Feeding all those chickens has also spurred a roughly four-fold growth in the domestic feed grain industry, she says. Cipriano credits the chicken boom with creating about 90,000 jobs, and helping tens of thousands of small farmers improve their incomes.

Business meets development aid

"We want to work more with the private sector than we have in the past," said Gregory Gottlieb, head of the food security bureau at the U.S. Agency for International Development. "This time around, I think we want to look more at economic growth. Real economic growth."

Gottlieb told the briefing that real economic growth comes from focusing on the profit motive for everyone from farmers and their suppliers to retailers who sell their products, and the partnership with Cargill and TechnoServe is a good example.

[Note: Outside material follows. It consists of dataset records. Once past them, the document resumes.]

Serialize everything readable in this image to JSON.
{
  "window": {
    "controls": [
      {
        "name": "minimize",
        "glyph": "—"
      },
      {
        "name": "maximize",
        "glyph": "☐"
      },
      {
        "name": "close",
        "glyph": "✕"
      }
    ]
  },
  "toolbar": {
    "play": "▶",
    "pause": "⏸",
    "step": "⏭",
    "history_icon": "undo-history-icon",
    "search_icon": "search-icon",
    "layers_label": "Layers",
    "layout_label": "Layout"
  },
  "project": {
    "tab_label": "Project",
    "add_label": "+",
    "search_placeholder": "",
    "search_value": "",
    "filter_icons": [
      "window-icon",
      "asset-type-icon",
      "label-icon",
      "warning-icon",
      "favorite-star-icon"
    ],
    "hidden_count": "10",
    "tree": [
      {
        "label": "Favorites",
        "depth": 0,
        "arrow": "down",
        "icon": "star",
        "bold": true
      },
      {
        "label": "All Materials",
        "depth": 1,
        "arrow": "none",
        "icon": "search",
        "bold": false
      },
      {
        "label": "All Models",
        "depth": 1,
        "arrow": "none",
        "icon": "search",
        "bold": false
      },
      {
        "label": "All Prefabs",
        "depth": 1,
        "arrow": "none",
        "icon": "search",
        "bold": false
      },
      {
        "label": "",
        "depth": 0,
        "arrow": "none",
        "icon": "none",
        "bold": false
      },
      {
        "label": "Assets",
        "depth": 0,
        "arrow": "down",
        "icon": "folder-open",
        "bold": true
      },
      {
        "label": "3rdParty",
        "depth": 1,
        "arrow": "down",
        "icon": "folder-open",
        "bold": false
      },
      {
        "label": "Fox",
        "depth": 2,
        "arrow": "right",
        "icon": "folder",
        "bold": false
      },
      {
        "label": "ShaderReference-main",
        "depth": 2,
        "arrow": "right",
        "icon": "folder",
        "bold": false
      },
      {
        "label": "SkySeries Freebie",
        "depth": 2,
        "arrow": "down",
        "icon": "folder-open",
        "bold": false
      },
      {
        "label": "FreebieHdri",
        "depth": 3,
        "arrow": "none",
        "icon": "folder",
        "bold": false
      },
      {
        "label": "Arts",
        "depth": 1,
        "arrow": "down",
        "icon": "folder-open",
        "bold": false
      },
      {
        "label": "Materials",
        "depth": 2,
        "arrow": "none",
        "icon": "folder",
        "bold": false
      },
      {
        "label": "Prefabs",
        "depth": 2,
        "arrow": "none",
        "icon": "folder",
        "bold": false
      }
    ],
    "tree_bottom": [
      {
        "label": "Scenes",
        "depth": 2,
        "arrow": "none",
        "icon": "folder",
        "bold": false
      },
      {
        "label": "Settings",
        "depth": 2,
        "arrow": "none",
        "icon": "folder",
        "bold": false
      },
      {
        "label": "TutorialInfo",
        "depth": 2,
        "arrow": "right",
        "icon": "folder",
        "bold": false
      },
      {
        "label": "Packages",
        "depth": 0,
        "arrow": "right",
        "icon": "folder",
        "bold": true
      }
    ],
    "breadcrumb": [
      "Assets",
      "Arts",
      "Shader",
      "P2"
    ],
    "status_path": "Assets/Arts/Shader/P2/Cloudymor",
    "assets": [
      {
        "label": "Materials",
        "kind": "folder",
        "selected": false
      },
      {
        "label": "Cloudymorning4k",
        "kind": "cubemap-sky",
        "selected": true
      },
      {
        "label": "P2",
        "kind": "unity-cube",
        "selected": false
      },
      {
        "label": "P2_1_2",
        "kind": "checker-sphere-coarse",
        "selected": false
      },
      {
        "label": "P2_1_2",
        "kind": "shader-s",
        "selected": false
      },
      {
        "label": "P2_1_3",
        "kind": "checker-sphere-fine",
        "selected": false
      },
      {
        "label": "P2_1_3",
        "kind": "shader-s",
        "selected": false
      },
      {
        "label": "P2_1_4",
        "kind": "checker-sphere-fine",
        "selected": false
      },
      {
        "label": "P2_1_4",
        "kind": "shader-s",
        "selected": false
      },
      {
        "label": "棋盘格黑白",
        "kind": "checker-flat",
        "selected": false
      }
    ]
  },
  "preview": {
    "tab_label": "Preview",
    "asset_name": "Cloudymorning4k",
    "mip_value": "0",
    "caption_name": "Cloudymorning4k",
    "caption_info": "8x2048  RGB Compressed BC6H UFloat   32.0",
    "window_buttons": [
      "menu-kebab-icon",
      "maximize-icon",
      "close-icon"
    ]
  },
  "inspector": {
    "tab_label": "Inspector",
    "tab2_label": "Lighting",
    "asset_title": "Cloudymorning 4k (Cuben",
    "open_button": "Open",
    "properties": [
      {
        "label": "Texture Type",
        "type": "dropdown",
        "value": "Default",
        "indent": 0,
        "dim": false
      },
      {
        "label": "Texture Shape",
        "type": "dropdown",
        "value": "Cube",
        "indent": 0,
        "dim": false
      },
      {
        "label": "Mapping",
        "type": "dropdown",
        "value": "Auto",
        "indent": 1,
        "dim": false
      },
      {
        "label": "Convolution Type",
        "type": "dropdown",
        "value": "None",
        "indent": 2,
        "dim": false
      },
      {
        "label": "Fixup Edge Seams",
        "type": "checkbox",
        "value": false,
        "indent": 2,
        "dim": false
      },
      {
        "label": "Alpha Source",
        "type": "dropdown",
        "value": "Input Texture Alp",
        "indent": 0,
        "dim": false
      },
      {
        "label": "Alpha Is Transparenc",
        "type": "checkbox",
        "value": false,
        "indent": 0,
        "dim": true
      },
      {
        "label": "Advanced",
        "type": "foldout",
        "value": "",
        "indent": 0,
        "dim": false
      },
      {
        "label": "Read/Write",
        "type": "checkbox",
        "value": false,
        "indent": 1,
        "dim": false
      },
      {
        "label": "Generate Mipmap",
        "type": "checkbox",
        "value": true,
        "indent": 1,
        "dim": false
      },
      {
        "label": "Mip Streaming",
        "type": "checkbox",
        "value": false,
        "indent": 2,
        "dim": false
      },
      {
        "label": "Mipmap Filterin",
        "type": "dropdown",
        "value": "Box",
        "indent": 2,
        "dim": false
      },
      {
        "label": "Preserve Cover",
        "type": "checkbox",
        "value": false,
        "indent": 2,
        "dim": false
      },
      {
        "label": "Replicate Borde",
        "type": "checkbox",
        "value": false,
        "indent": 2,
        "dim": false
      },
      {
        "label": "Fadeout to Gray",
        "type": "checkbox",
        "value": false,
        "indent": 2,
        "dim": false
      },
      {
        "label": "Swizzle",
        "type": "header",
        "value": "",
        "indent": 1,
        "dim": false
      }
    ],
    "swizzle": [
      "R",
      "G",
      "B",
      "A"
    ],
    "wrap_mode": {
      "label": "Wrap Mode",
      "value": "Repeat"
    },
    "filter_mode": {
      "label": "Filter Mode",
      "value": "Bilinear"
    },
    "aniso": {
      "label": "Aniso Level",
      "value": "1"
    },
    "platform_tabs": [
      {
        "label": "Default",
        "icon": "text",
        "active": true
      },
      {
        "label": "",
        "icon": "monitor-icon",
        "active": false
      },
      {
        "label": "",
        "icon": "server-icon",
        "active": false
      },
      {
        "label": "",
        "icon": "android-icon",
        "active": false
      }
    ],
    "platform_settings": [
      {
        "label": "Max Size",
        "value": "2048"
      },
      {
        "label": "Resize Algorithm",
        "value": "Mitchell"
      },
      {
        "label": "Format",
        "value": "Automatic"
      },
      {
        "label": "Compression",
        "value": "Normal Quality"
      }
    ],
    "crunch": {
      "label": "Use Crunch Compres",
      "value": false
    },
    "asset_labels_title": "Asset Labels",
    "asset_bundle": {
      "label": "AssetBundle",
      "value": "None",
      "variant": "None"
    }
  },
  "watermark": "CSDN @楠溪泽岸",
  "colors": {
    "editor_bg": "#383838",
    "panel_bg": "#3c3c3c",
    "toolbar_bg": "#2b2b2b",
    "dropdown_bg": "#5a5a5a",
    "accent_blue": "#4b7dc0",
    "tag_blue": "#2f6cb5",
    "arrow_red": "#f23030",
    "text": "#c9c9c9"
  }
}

Profit is the reason Cargill gets involved in development, says the company's director of international business relations, Devry Boughner.

"That's not a bad thing in our mind," she says. "Because as we make profits in these countries and invest overseas, we're able to re-invest and re-partner and re-up our commitment to global food security."

Aid budget cuts loom

But the Obama administration's commitment to global food security faces a challenge as lawmakers consider the next federal budget. The administration dramatically increased funding for agricultural development with a three-point-five billion dollar initiative known as "Feed the Future."

But with U.S. unemployment at 9 percent and a $14 trillion national debt, Republicans took over the House of Representatives this fall pledging to cut federal spending.

"Moral arguments aside, we must stop sending hundreds of billions of dollars to foreign governments when our own economy is in shambles," says Texas Congressman Ron Paul.

Paul is widely considered to be outside the political mainstream on most issues.  But a recent Gallup poll found nearly 60 percent of Americans favor cutting foreign aid.

Business case for aid

At the congressional briefing, Cargill's Devry Boughner made the business case that aid is in the company's and the country's long-term interest. Look at South Korea, she said. It took time, but development aid turned that country into an economic powerhouse and a market for U.S. goods.

"We're now looking to take this relationship to stronger commercial ties, which will translate to stronger economic growth here in the United States," she added.

A big free trade agreement with South Korea is currently before the Senate that backers say will create jobs in the U.S. In the long run, Boughner says, when private businesses can help transform industries, as Cargill helped to do in Mozambique, aid can become trade and provide a valuable return on investments.